Nesta expressão – cidade ilegal – muitas vezes a irregularidade e a precariedade se confundem, mas a ilegalidade no uso e ocupação do solo não se limita a esses lugares no espaço absoluto da cidade. O pesquisador James Holston, na década de 80, já apontava para o que chamava de “legalização do ilegal” (Holston, 1993) na história de apropriação das terras no Brasil: regularizar a situação irregular do ponto de vista jurídico e dominial tem sido a toada da história de apropriação das terras no Brasil desde os remotos períodos da colonização, do Império e da República.

A caracterização de ilegalidade na ocupação e no uso da terra é definida dessa maneira desde o Código Civil de 1917, que estabelece uma clara distinção entre propriedade e posse ao incorporar os conceitos jurídicos do código civil napoleônico no que se refere à propriedade pessoal e à propriedade real. A propriedade da terra é considerada um direito real, tem sua origem remota na propriedade pública da Coroa, do “rei”, que no caso do Brasil à época da lei de terras tratava-se do

Imperador. Neste sentido, toda propriedade imobiliária em território brasileiro tem na origem da sua cadeia dominial a propriedade das terras do Estado e sua comprovação carece da “fé pública” (fides) do registro dos títulos em cartório de imóveis.

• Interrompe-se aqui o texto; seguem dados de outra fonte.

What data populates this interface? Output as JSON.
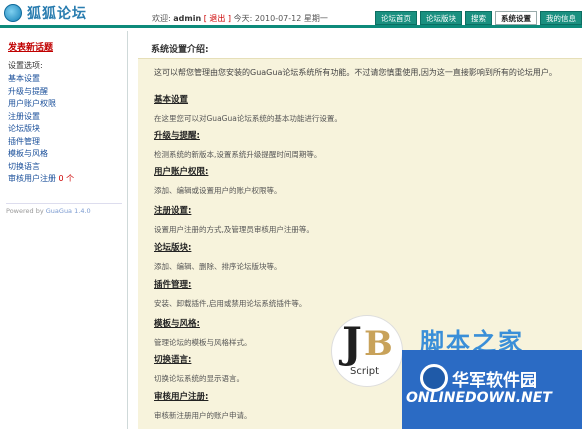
{
  "header": {
    "logo_text": "狐狐论坛",
    "user_prefix": "欢迎:",
    "username": "admin",
    "logout_label": "[ 退出 ]",
    "date_prefix": "今天:",
    "date": "2010-07-12 星期一",
    "tabs": [
      {
        "label": "论坛首页"
      },
      {
        "label": "论坛版块"
      },
      {
        "label": "搜索"
      },
      {
        "label": "系统设置"
      },
      {
        "label": "我的信息"
      }
    ]
  },
  "sidebar": {
    "new_post": "发表新话题",
    "section_title": "设置选项:",
    "items": [
      {
        "label": "基本设置"
      },
      {
        "label": "升级与提醒"
      },
      {
        "label": "用户账户权限"
      },
      {
        "label": "注册设置"
      },
      {
        "label": "论坛版块"
      },
      {
        "label": "插件管理"
      },
      {
        "label": "模板与风格"
      },
      {
        "label": "切换语言"
      },
      {
        "label": "审核用户注册",
        "badge": "0 个"
      }
    ],
    "powered_prefix": "Powered by",
    "powered_link": "GuaGua 1.4.0"
  },
  "main": {
    "title": "系统设置介绍:",
    "intro": "这可以帮您管理由您安装的GuaGua论坛系统所有功能。不过请您慎重使用,因为这一直接影响到所有的论坛用户。",
    "sections": [
      {
        "title": "基本设置",
        "desc": "在这里您可以对GuaGua论坛系统的基本功能进行设置。"
      },
      {
        "title": "升级与提醒:",
        "desc": "检测系统的新版本,设置系统升级提醒时间周期等。"
      },
      {
        "title": "用户账户权限:",
        "desc": "添加、编辑或设置用户的账户权限等。"
      },
      {
        "title": "注册设置:",
        "desc": "设置用户注册的方式,及管理员审核用户注册等。"
      },
      {
        "title": "论坛版块:",
        "desc": "添加、编辑、删除、排序论坛版块等。"
      },
      {
        "title": "插件管理:",
        "desc": "安装、卸载插件,启用或禁用论坛系统插件等。"
      },
      {
        "title": "模板与风格:",
        "desc": "管理论坛的模板与风格样式。"
      },
      {
        "title": "切换语言:",
        "desc": "切换论坛系统的显示语言。"
      },
      {
        "title": "审核用户注册:",
        "desc": "审核新注册用户的账户申请。"
      }
    ]
  },
  "watermarks": {
    "jb_script": "Script",
    "cn_site": "脚本之家",
    "cn_site2": "华军软件园",
    "en_site": "ONLINEDOWN.NET"
  }
}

O direito de posse, por sua vez, é um direito pessoal, não é sacralizado e ungido pelo oficial do cartório de registro de imóveis como o é o direito real. Podem ser considerados legítimos e objeto de registro em cartórios de notas e documentos, porém não são regulados da mesma maneira que os direitos de propriedade. Não geram as mesmas consequências objetivas em termos de poder para os sujeitos desses direitos, como é o caso de servir como “garantia real” de dívidas ou mesmo na transferência de patrimônio via direito de herança. Estas “garantias reais” são exclusivas dos bens imóveis e de seus títulos de propriedade ou convertíveis em propriedade (é o caso dos contratos de compromisso de compra e venda registrados nos cartórios de imóveis).

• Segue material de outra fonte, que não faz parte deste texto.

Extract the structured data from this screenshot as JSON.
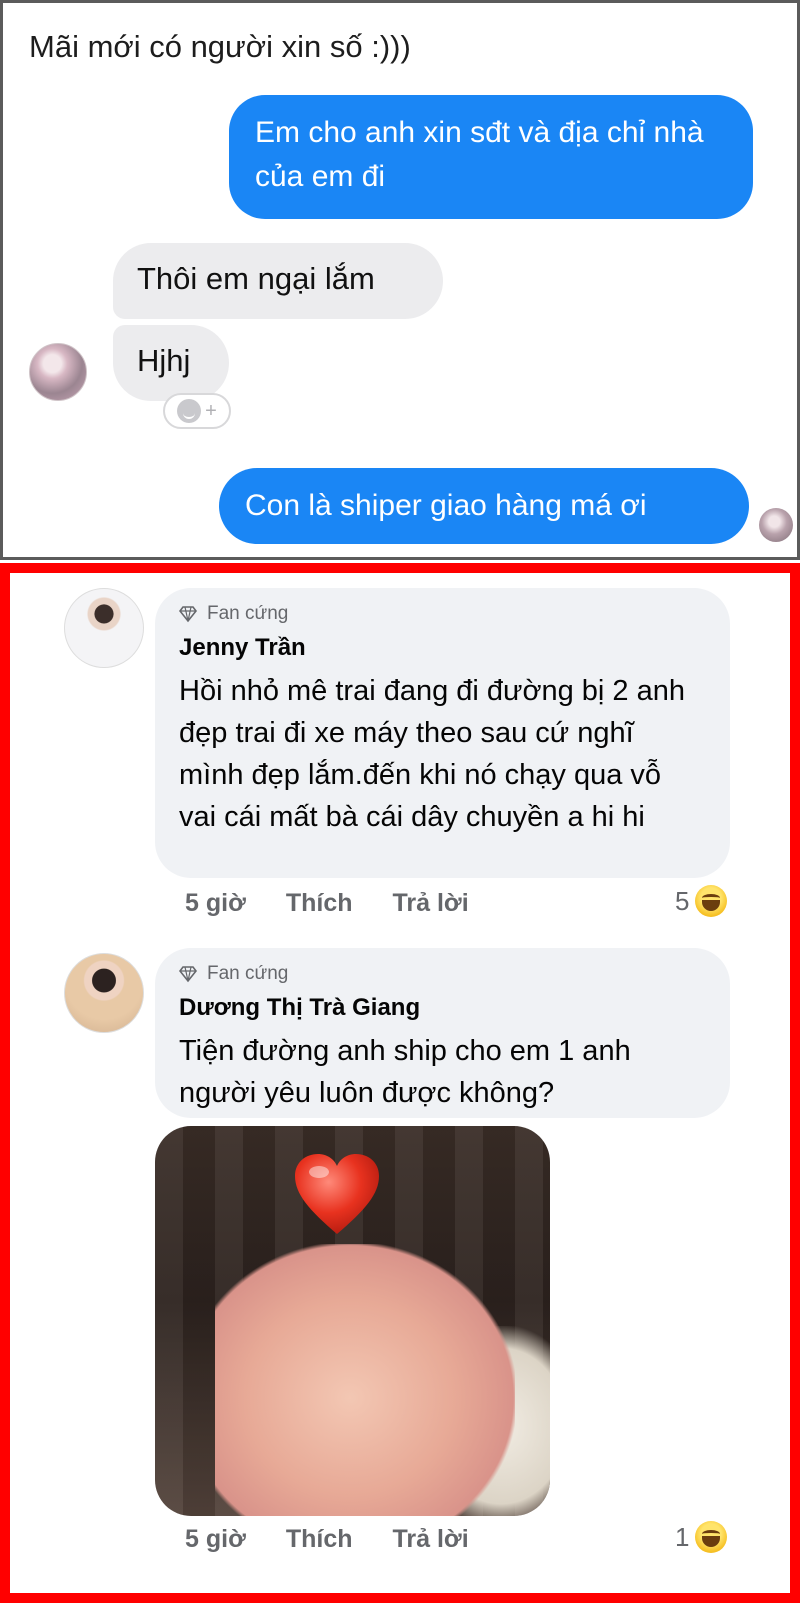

No caso da posse, os títulos não são registrados ou registráveis a não ser enquanto expressão e componente derivado do direito de propriedade ou em casos de concessões específicas reguladas por lei. A efetiva legitimação da posse implica a conversão dos direitos pessoais de posse em direitos reais de propriedade, isto é, mediante a regularização fundiária, uma legalização do uso e ocupação do solo, um reconhecimento pelo Estado da relação dos indivíduos com a terra e suas construções.

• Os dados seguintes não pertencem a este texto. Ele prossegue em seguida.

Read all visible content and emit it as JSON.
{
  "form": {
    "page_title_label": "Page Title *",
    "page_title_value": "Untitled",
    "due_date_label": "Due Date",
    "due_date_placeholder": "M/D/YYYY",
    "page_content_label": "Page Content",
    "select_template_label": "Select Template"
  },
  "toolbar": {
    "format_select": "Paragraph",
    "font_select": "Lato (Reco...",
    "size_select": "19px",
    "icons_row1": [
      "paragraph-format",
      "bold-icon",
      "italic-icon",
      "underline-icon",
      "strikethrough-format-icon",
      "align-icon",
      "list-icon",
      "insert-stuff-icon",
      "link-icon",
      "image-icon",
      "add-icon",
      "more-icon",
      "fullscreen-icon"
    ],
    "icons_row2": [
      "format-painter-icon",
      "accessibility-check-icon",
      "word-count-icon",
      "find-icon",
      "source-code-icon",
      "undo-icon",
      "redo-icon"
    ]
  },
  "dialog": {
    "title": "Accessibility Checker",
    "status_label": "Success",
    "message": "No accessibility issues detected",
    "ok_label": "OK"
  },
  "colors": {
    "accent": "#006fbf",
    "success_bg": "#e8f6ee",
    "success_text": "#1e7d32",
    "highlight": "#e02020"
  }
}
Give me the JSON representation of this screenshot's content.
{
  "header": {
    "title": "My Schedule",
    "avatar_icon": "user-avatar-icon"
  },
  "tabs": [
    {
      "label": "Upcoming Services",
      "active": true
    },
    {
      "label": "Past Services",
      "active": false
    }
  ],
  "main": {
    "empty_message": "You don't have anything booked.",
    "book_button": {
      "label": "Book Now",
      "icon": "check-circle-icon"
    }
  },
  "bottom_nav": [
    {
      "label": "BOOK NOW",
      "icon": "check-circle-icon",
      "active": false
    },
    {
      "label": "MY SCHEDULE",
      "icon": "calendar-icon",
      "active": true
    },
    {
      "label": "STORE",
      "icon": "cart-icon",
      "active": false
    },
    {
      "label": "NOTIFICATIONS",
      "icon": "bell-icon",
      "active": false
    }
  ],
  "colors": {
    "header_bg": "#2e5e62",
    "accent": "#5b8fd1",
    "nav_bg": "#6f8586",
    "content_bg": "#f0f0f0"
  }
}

Pode-se dizer que a lei de terras devolutas de 1850, neste sentido, é um marco para a privatização e mercadificação da propriedade fundiária (delimitação/demarcação, fracionamento/loteamento/divisão e comercialização/alienação das terras urbanas e rurais), na medida em que inaugura modos de regularizar a situação da posse irregular existente, necessariamente vinculados à necessidade e à capacidade de pagamento desses posseiros pela renda absoluta da terra de domínio do Estado. As ocupações mediante a posse, desde então, passaram a constituir um modo de apropriação do espaço sem o pagamento desta renda que corresponde ao exercício do poder de usar e dispor da terra. Mas reconhecer essas ocupações e titular esses moradores sem a cobrança de uma contrapartida financeira, como passou a ocorrer sobretudo a partir da Constituição de 1988, passaria a ser um modo de reconhecer o

direito desses posseiros em se apropriar desta renda absoluta, redistribuindo desta maneira a apropriação do mais-valor entre as classes sociais.